The rest of the group stayed pretty close, and from time to time we all moved as a herd to a new area of the arcade to try out new games. The shovel game was probably the most fun I had, dropping chips down in front of a bulldozer that moved back and forth and pushed little prizes, ticket vouchers, and various effect items towards a trough on either side and to the front. It felt less reliant on twitchy reflexes and more about strategy and timing. Once I found that bank of machines, I stayed there for the rest of the afternoon until we all gathered together again for a game of lazer tag, which Tevin absolutely dominated.
I had fun. I had fun for the first time in a long time, and soon forgot about the awkward encounter with Kikkelin, the looming trials I would face the next day, and even the mystery card that Kaylee had given me for whatever reason. The conversation stayed light, and we steered clear of politics and work, instead focusing on funny stories and the small dramas that played out amongst the people living in the isolated tower.
At the end of the evening, our two mixed groups had ridden the elevator together and the others departed floor by floor. Andy and Raschel lived on the 38th floor, while Bree and Kaylee lived on the 61st. Tevin filled the silence of the rest of the ride with questions about what I thought of his new friends, and the arcade and general amenities of the tower. He was so clearly excited about everything that I felt too guilty to bring up the card his girl had slipped me, so I decided to forgo saying anything for now. I could bring it up with him after the trials and get it all sorted out. The whole situation was probably harmless anyways, no need to ruin a great night with yet another small drama.

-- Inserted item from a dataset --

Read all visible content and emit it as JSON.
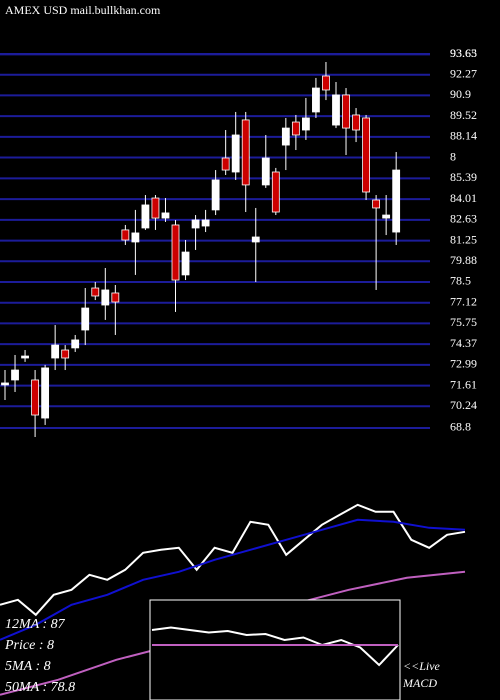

Once I returned to the semi-solitude of my own apartment and got a door between myself and my staff, I finally pulled the card out from my pocket and looked it over. It was sort of like a business card, with her name and a professional looking picture of her in a fancy dress taking up a whole side of it, while the flip side had a scan-code, an embedded chip of some kind, and a list of various social media links. On my way to my spa, which was easily my favorite part of my new apartment, I tossed it onto the top of my dresser next to the empty weapon-rack and went to enjoy my soak.